Event Date: March 28, 2013 16:15
Patterns that Matter -- MDL for Pattern Mining
by Matthijs van Leeuwen
Pattern mining is one of the best-known concepts in the field of exploratory data mining. A big problem, however, is that humongous amounts of patterns can be mined even from very small datasets. This hinders the knowledge discovery process, as it is impossible for domain experts to manually analyse so many patterns.
In this seminar I will show how compression can be used to address the pattern explosion. We argue that the best pattern set is that set of patterns that compresses the data best. Based on an analysis from MDL (Minimum Description Length) perspective, we introduce a heuristic algorithm, called Krimp, that approximates the best set of patterns. High compression ratios and good classification scores confirm that Krimp constructs pattern-based summaries that are highly characteristic for the data.
Our MDL approach to pattern mining is very generic and can be used to take on a large number of problems in knowledge discovery. One such example is change detection in data streams. I will show how sudden changes in the underlying data distribution of a data stream can be detected using compression, and argue that this can be generalised to concept drift and other slower forms of change.
CV
Matthijs van Leeuwen is a post-doctoral researcher in the Machine Learning group at the KU Leuven. His main interests are pattern mining and related data mining problems; how can we identify patterns that matter? To this end, the Minimum Description Length (MDL) principle and other information theoretic concepts often proof to be very useful.

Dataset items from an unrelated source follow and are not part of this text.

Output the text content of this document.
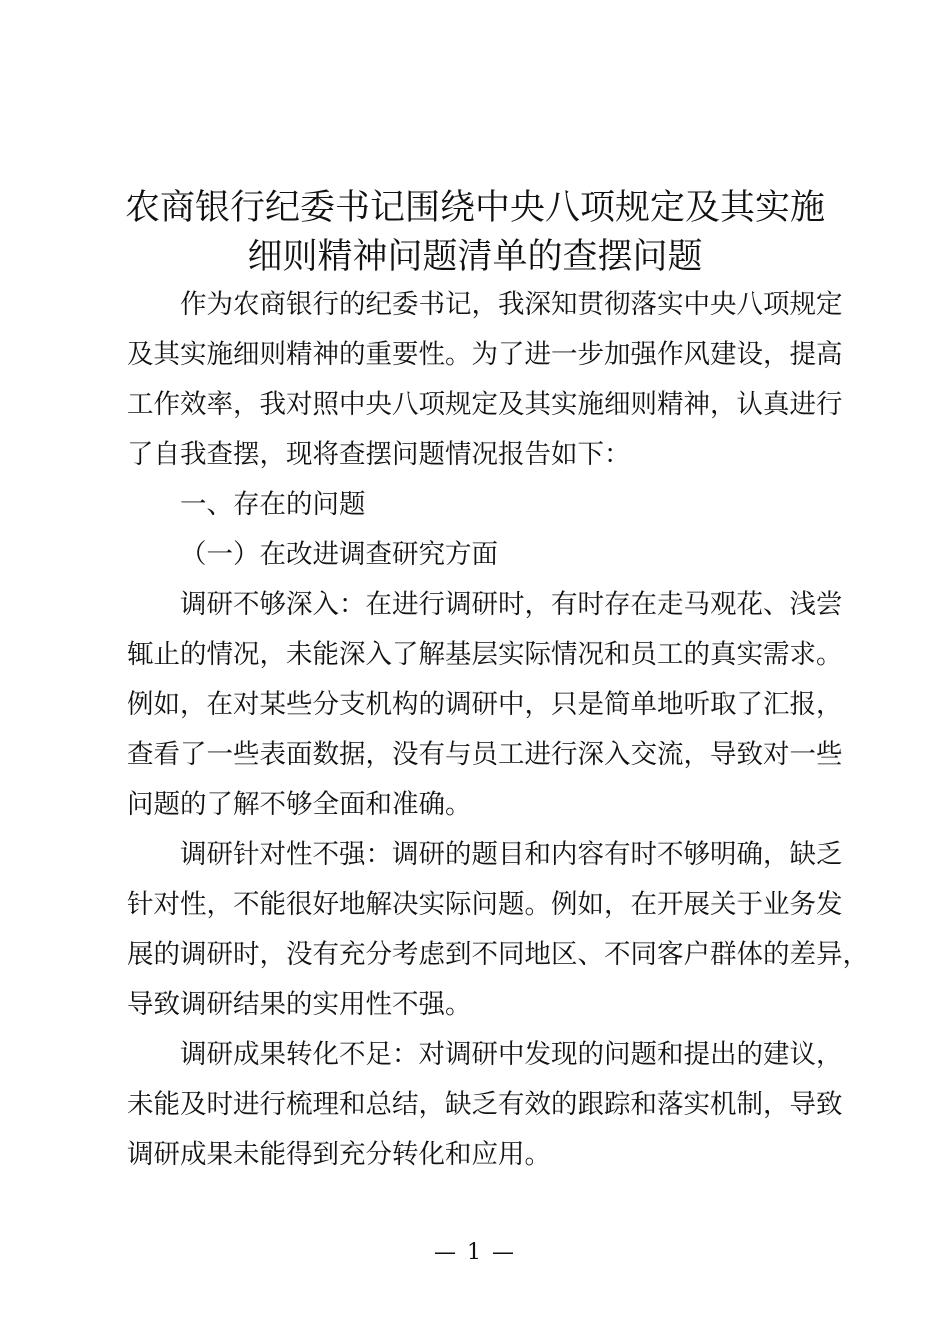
农商银行纪委书记围绕中央八项规定及其实施
细则精神问题清单的查摆问题
作为农商银行的纪委书记，我深知贯彻落实中央八项规定
及其实施细则精神的重要性。为了进一步加强作风建设，提高
工作效率，我对照中央八项规定及其实施细则精神，认真进行
了自我查摆，现将查摆问题情况报告如下：
一、存在的问题
（一）在改进调查研究方面
调研不够深入：在进行调研时，有时存在走马观花、浅尝
辄止的情况，未能深入了解基层实际情况和员工的真实需求。
例如，在对某些分支机构的调研中，只是简单地听取了汇报，
查看了一些表面数据，没有与员工进行深入交流，导致对一些
问题的了解不够全面和准确。
调研针对性不强：调研的题目和内容有时不够明确，缺乏
针对性，不能很好地解决实际问题。例如，在开展关于业务发
展的调研时，没有充分考虑到不同地区、不同客户群体的差异，
导致调研结果的实用性不强。
调研成果转化不足：对调研中发现的问题和提出的建议，
未能及时进行梳理和总结，缺乏有效的跟踪和落实机制，导致
调研成果未能得到充分转化和应用。
— 1 —
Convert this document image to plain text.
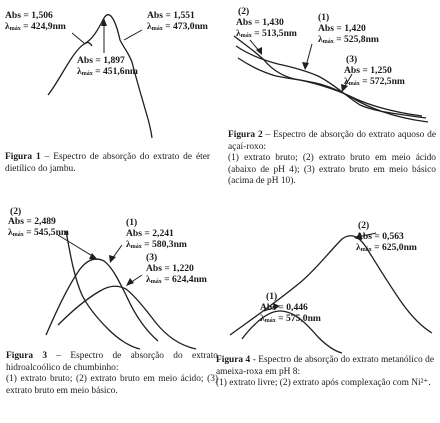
Abs = 1,506
$\lambda_{máx} = 424,9nm$
Abs = 1,551
$\lambda_{máx} = 473,0nm$
Abs = 1,897
$\lambda_{máx} = 451,6nm$
Figura 1 – Espectro de absorção do extrato de éter dietílico do jambu.
(2)
Abs = 1,430
$\lambda_{máx} = 513,5nm$
(1)
Abs = 1,420
$\lambda_{máx} = 525,8nm$
(3)
Abs = 1,250
$\lambda_{máx} = 572,5nm$
Figura 2 – Espectro de absorção do extrato aquoso de açaí-roxo:
(1) extrato bruto; (2) extrato bruto em meio ácido (abaixo de pH 4); (3) extrato bruto em meio básico (acima de pH 10).
(2)
Abs = 2,489
$\lambda_{máx} = 545,5nm$
(1)
Abs = 2,241
$\lambda_{máx} = 580,3nm$
(3)
Abs = 1,220
$\lambda_{máx} = 624,4nm$
Figura 3 – Espectro de absorção do extrato hidroalcoólico de chumbinho:
(1) extrato bruto; (2) extrato bruto em meio ácido; (3) extrato bruto em meio básico.
(2)
Abs = 0,563
$\lambda_{máx} = 625,0nm$
(1)
Abs = 0,446
$\lambda_{máx} = 575,0nm$
Figura 4 - Espectro de absorção do extrato metanólico de ameixa-roxa em pH 8:
(1) extrato livre; (2) extrato após complexação com Ni²⁺.
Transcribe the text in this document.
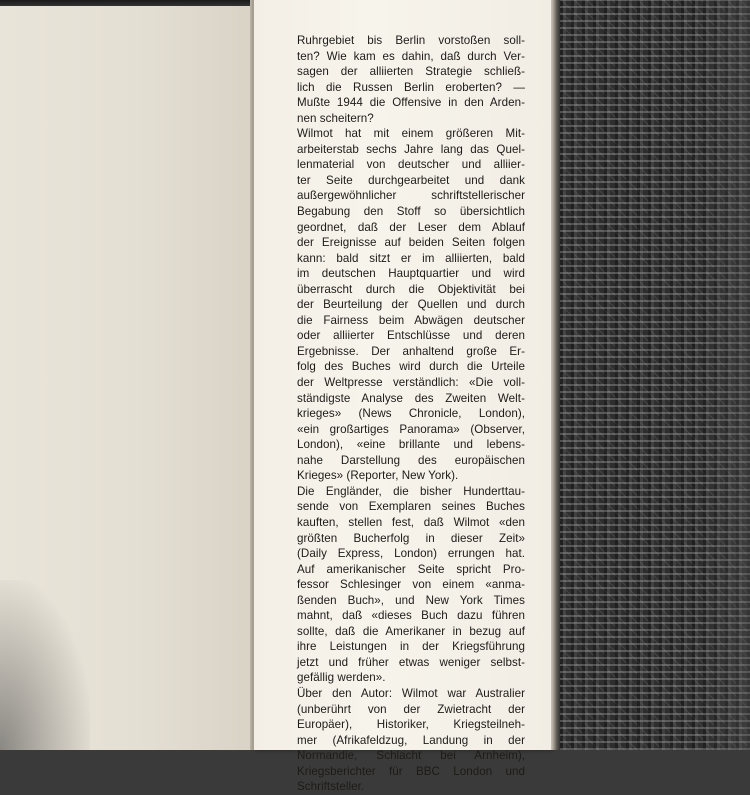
Ruhrgebiet bis Berlin vorstoßen soll-
ten? Wie kam es dahin, daß durch Ver-
sagen der alliierten Strategie schließ-
lich die Russen Berlin eroberten? —
Mußte 1944 die Offensive in den Arden-
nen scheitern?
Wilmot hat mit einem größeren Mit-
arbeiterstab sechs Jahre lang das Quel-
lenmaterial von deutscher und alliier-
ter Seite durchgearbeitet und dank
außergewöhnlicher schriftstellerischer
Begabung den Stoff so übersichtlich
geordnet, daß der Leser dem Ablauf
der Ereignisse auf beiden Seiten folgen
kann: bald sitzt er im alliierten, bald
im deutschen Hauptquartier und wird
überrascht durch die Objektivität bei
der Beurteilung der Quellen und durch
die Fairness beim Abwägen deutscher
oder alliierter Entschlüsse und deren
Ergebnisse. Der anhaltend große Er-
folg des Buches wird durch die Urteile
der Weltpresse verständlich: «Die voll-
ständigste Analyse des Zweiten Welt-
krieges» (News Chronicle, London),
«ein großartiges Panorama» (Observer,
London), «eine brillante und lebens-
nahe Darstellung des europäischen
Krieges» (Reporter, New York).
Die Engländer, die bisher Hunderttau-
sende von Exemplaren seines Buches
kauften, stellen fest, daß Wilmot «den
größten Bucherfolg in dieser Zeit»
(Daily Express, London) errungen hat.
Auf amerikanischer Seite spricht Pro-
fessor Schlesinger von einem «anma-
ßenden Buch», und New York Times
mahnt, daß «dieses Buch dazu führen
sollte, daß die Amerikaner in bezug auf
ihre Leistungen in der Kriegsführung
jetzt und früher etwas weniger selbst-
gefällig werden».
Über den Autor: Wilmot war Australier
(unberührt von der Zwietracht der
Europäer), Historiker, Kriegsteilneh-
mer (Afrikafeldzug, Landung in der
Normandie, Schlacht bei Arnheim),
Kriegsberichter für BBC London und
Schriftsteller.
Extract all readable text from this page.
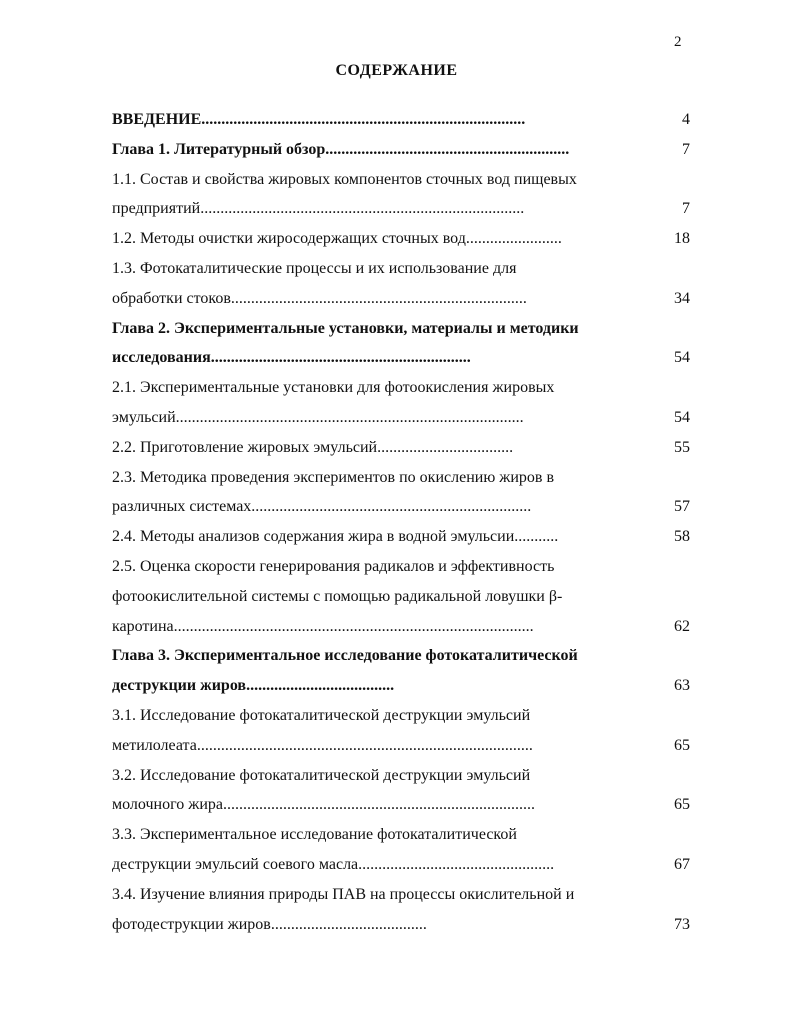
2
СОДЕРЖАНИЕ
ВВЕДЕНИЕ.................................................................................	4
Глава 1. Литературный обзор.............................................................	7
1.1. Состав и свойства жировых компонентов сточных вод пищевых
предприятий.................................................................................	7
1.2. Методы очистки жиросодержащих сточных вод........................	18
1.3. Фотокаталитические процессы и их использование для
обработки стоков..........................................................................	34
Глава 2. Экспериментальные установки, материалы и методики
исследования.................................................................	54
2.1. Экспериментальные установки для фотоокисления жировых
эмульсий.......................................................................................	54
2.2. Приготовление жировых эмульсий..................................	55
2.3. Методика проведения экспериментов по окислению жиров в
различных системах......................................................................	57
2.4. Методы анализов содержания жира в водной эмульсии...........	58
2.5. Оценка скорости генерирования радикалов и эффективность
фотоокислительной системы с помощью радикальной ловушки β-
каротина..........................................................................................	62
Глава 3. Экспериментальное исследование фотокаталитической
деструкции жиров.....................................	63
3.1. Исследование фотокаталитической деструкции эмульсий
метилолеата....................................................................................	65
3.2. Исследование фотокаталитической деструкции эмульсий
молочного жира..............................................................................	65
3.3. Экспериментальное исследование фотокаталитической
деструкции эмульсий соевого масла.................................................	67
3.4. Изучение влияния природы ПАВ на процессы окислительной и
фотодеструкции жиров.......................................	73
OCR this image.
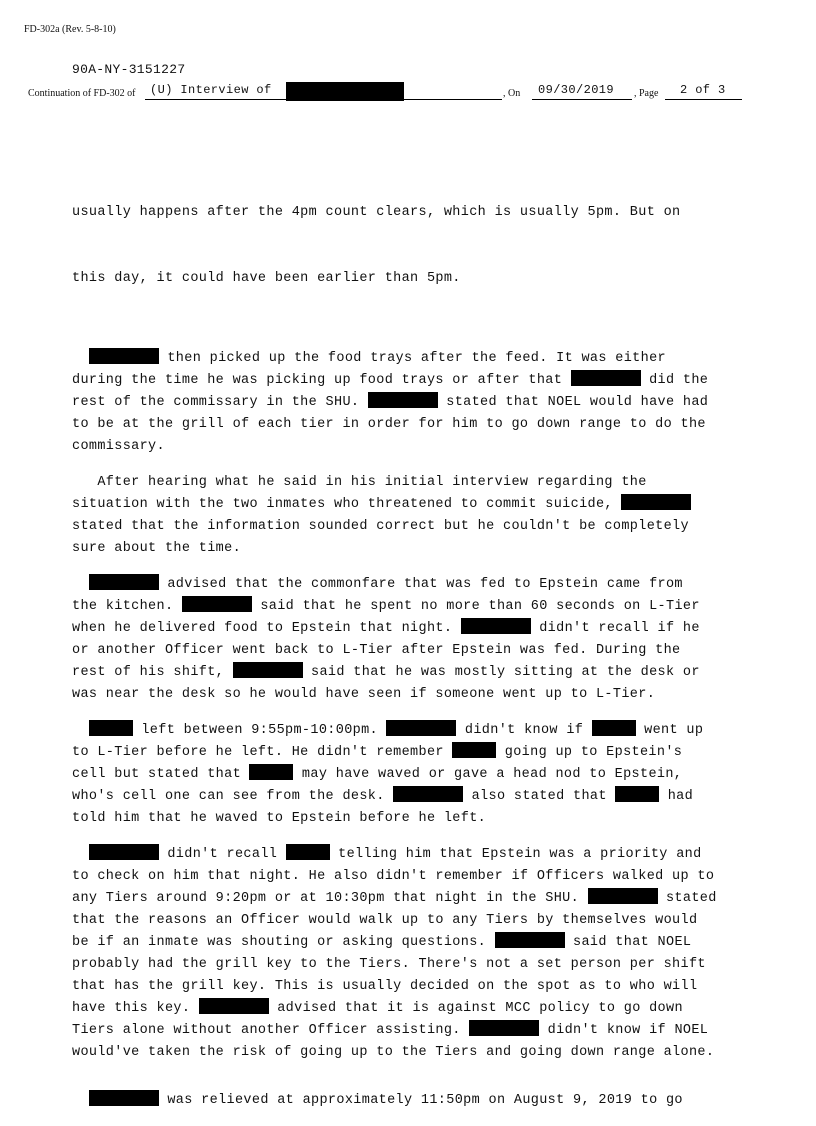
FD-302a (Rev. 5-8-10)
90A-NY-3151227
Continuation of FD-302 of (U) Interview of	, On 09/30/2019 , Page 2 of 3

usually happens after the 4pm count clears, which is usually 5pm. But on

this day, it could have been earlier than 5pm.

then picked up the food trays after the feed. It was either
during the time he was picking up food trays or after that	did the
rest of the commissary in the SHU.	stated that NOEL would have had
to be at the grill of each tier in order for him to go down range to do the
commissary.
After hearing what he said in his initial interview regarding the
situation with the two inmates who threatened to commit suicide,
stated that the information sounded correct but he couldn't be completely
sure about the time.
advised that the commonfare that was fed to Epstein came from
the kitchen.	said that he spent no more than 60 seconds on L-Tier
when he delivered food to Epstein that night.	didn't recall if he
or another Officer went back to L-Tier after Epstein was fed. During the
rest of his shift,	said that he was mostly sitting at the desk or
was near the desk so he would have seen if someone went up to L-Tier.
left between 9:55pm-10:00pm.	didn't know if	went up
to L-Tier before he left. He didn't remember	going up to Epstein's
cell but stated that	may have waved or gave a head nod to Epstein,
who's cell one can see from the desk.	also stated that	had
told him that he waved to Epstein before he left.
didn't recall	telling him that Epstein was a priority and
to check on him that night. He also didn't remember if Officers walked up to
any Tiers around 9:20pm or at 10:30pm that night in the SHU.	stated
that the reasons an Officer would walk up to any Tiers by themselves would
be if an inmate was shouting or asking questions.	said that NOEL
probably had the grill key to the Tiers. There's not a set person per shift
that has the grill key. This is usually decided on the spot as to who will
have this key.	advised that it is against MCC policy to go down
Tiers alone without another Officer assisting.	didn't know if NOEL
would've taken the risk of going up to the Tiers and going down range alone.
was relieved at approximately 11:50pm on August 9, 2019 to go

Matthijs defended his Ph.D. thesis titled 'Patterns that Matter' in February 2010, which he wrote under the supervision of prof.dr. Arno Siebes in the Algorithmic Data Analysis group (Universiteit Utrecht). He received the ECML PKDD 2009 'Best student paper award', and runner-up best student paper at CIKM 2009. His current position is supported by a personal Rubicon grant from the Netherlands Organisation for Scientific Research (NWO).
He was co-chair of MPS 2010, a Lorentz workshop on Mining Patterns and Subgroups, and IID 2012, the ECML PKDD 2012 workshop on Instant and Interactive Data Mining. Furthermore, he was demo co-chair of ICDM 2012 and is currently poster chair of IDA 2013.